Apologies if this doesn't exactly reveal much about the effects of yoga on running. I got a bit sidetracked. But I have to say, it was one of the only studies I found on the subject, and certainly the only one published in a high level journal. Which brings me back to a point I have to keep making here. Good studies on endurance running seem to be scarce and most of the studies I've looked at during the course of this series have been small. I guess this kind of research is fraught with difficulties, such as runners not wanting to change their training regimes for the sake of a scientific study, not to mention finding funding for research that is not exactly going to save lives, even if it *might* help win a few medals. However, if doctors are prescribing exercise and healthier lifestyles as protective measures against big killers like heart disease and cancer, perhaps it is important that we do more research on the exercise part.

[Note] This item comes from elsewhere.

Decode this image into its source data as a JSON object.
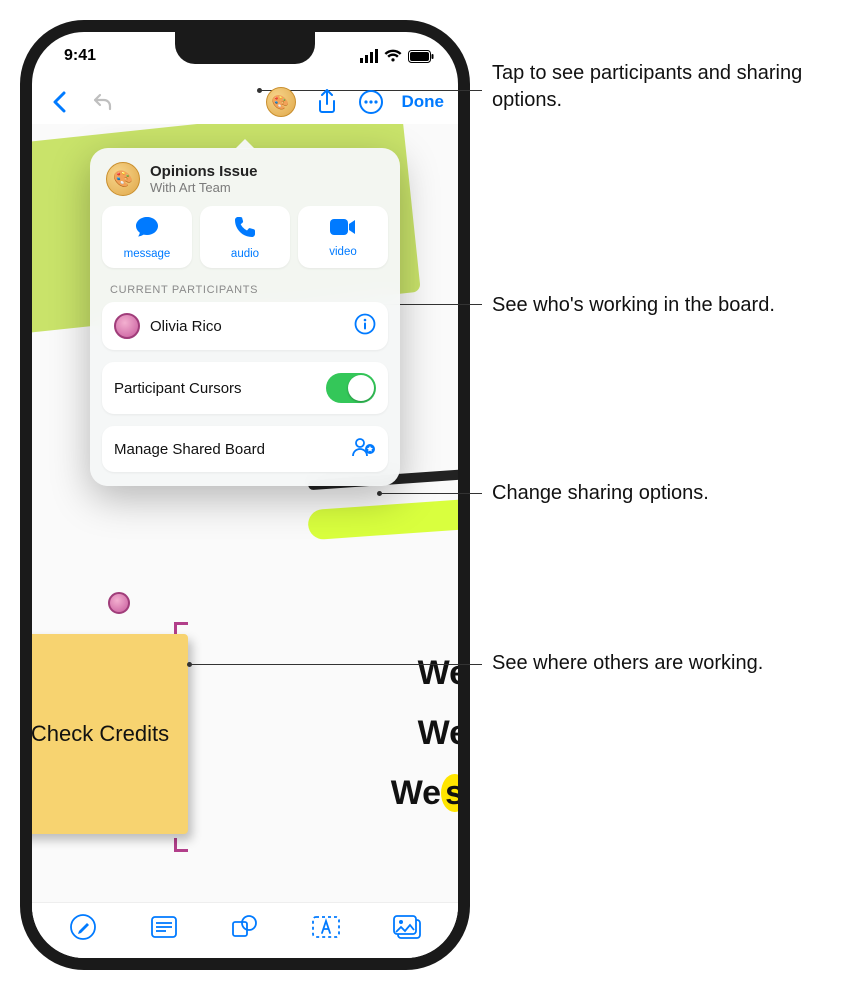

I would also add that coaches have a big part to play. Even if the research hasn't been done officially, a good running coach will have spent decades playing with different training strategies, making observations and seeing the results in his/her athletes. It's a science of sorts... So definitely worth seeking out your local athletics club and (cautiously) taking on board the advice of the endurance coaches. Personally, I've found those at Bristol & West AC very supportive.
As far as the yoga goes, I seem to be falling increasingly into the category of "creature of habit" (see my stretching post). I'll probably carry on with the yoga. I like the mental break from work on a Tuesday and the fact that it's a completely different type of exercise. The other factor, though, is the lack of evidence to persuade me otherwise. I'd really like to see more studies on this if anyone can dig them out.